Home Forums Citizen Engagement & Customer Service How can you tell which presidential candidate is using social media more effectively?

This topic contains 10 replies, has 5 voices, and was last updated by  Peter Sperry 7 years, 5 months ago.

  • Author
    Posts
  • #167845

    Chris Cairns
    Participant

    In the last presidential election, President Obama clearly demonstrated how social media can affect voting. With the election just a few months away, it’ll be fascinating to see how each candidate leverages social media to shape public opinion. My question is…

    How can you tell which candidate is more effectively building a digital presence? # Twitter followers? # Facebook fans?

  • #167865

    Peter Sperry
    Participant

    The most important measure will be how well they turn their digital presence into real votes, and at what cost. Most of the social media efforts I’ve seen so far fall in the “preaching to the choir” category. This could have real impact if it increases choir member turnout on election day. Most campaigns devote the overwhelming majority of resources, old media and new, to these efforts. The traditional measurment problem has always been trying to separate the choir members who would have voted without the media efforts from those who turnedout because of them. A lot of money is spent in October on votes that have been in the bag since January. What most campaigns would like to gain from social media is some mechanism of identifying possible stay at home choir members at the micro level so they can focus their turnout efforts more efectively and hopefully freeup more resources for communicating with the truly undecided. I am not sure they are getting this right now from social media and if anything appear to be wasting even more resources than usual nailing down votes they have already won.

  • #167863

    Chris Cairns
    Participant

    Great response. You’re absolutely right — how do you measure how effective you are in turning voters your way? Would be hard to measure.

  • #167861

    David B. Grinberg
    Participant

    How about a more simple answer, Chris, at least from a personal perspective, and on a micro level:

    You can probably tell which candidate is being more effective by whether you are engaging in their social media outreach and/or becoming part of their social media machine (ie. http://www.MyBarackObama.com which I b elieve was designed by a former top official of Facebook for worked for the Obama campaign during the 2008 election cycle). Just some food for thought.

  • #167859

    Chris Cairns
    Participant

    Certainly on a personal level, absolutely. But I’m interested to know how you’d more objectively measure prior to the final voting results.

  • #167857

    Samuel Lovett
    Participant

    A Pew report released yesterday breaks down which candidate is having more traction on social media channels and adapting to new communications technology. The report says that the Obama campaign, in terms of sheer followers/friends and practices, is ahead of the competition.

    More interestingly, the report says that neither campaign has used many of the social aspects of social media…

    http://www.journalism.org/analysis_report/how_presidential_candidates_use_web_and_social_media#fn1

  • #167855

    Chris Cairns
    Participant

    Thanks for the link and summary. Great article!

  • #167853

    Chris Cairns
    Participant

    Samuel, I’ve scanned this article a few times now. It is pretty surprising to me that the two candidates aren’t using social media to engage in two-way conversations with followers.

  • #167851

    Samuel Lovett
    Participant

    I had the same reaction.
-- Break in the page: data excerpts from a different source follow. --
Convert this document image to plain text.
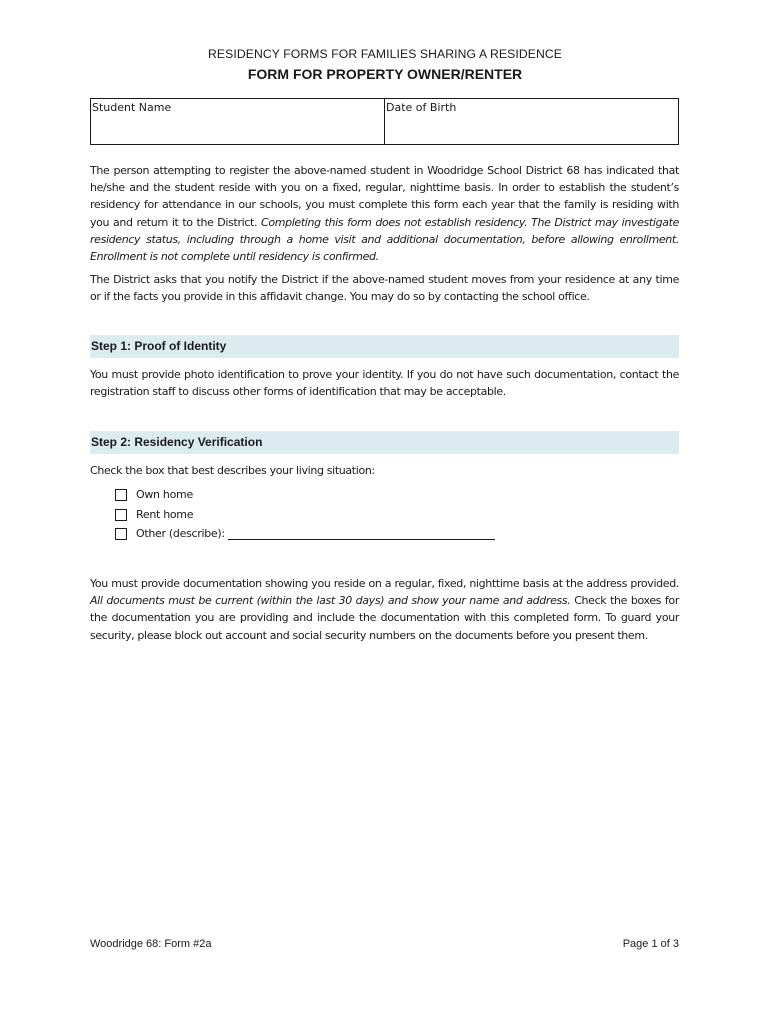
RESIDENCY FORMS FOR FAMILIES SHARING A RESIDENCE
FORM FOR PROPERTY OWNER/RENTER
Student Name	Date of Birth
The person attempting to register the above-named student in Woodridge School District 68 has indicated that he/she and the student reside with you on a fixed, regular, nighttime basis. In order to establish the student’s residency for attendance in our schools, you must complete this form each year that the family is residing with you and return it to the District. Completing this form does not establish residency. The District may investigate residency status, including through a home visit and additional documentation, before allowing enrollment. Enrollment is not complete until residency is confirmed.
The District asks that you notify the District if the above-named student moves from your residence at any time or if the facts you provide in this affidavit change. You may do so by contacting the school office.
Step 1: Proof of Identity
You must provide photo identification to prove your identity. If you do not have such documentation, contact the registration staff to discuss other forms of identification that may be acceptable.
Step 2: Residency Verification
Check the box that best describes your living situation:
Own home
Rent home
Other (describe):
You must provide documentation showing you reside on a regular, fixed, nighttime basis at the address provided. All documents must be current (within the last 30 days) and show your name and address. Check the boxes for the documentation you are providing and include the documentation with this completed form. To guard your security, please block out account and social security numbers on the documents before you present them.
Woodridge 68: Form #2a	Page 1 of 3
I imagine that retweeting, responding to tweets, and answering facebook questions publicly takes a lot more time than just pumping out a one way message. With a one-way approach to communication you can theoretically stay in control of your message, right? But there are examples out there in government and politics of accounts that primarily engage on social media, and do it very effectively. Cory Booker in Newark is a prime example. I’d love to read someone’s take on why more people haven’t been able to make the jump to his engagement approach.

  • #167849

    Deb Dyar
    Participant

    I read the PEJ Report as well and was somewhat surprised at the limited strategies being employed. It appears there is more push messaging and very little engagement and almost no two-way conversations taking place.

    I’m not sure this type of messaging changes minds or informs undecided voters. What it does do is keep the candidate of choice and what they stand for top of mind for voters who have already made up their mind.

    The social media strategy being employed by both campaigns appears to be today’s iteration of robocalls at a lower cost and to a larger audience.

  • #167847

    Chris Cairns
    Participant

    Agreed!

You must be logged in to reply to this topic.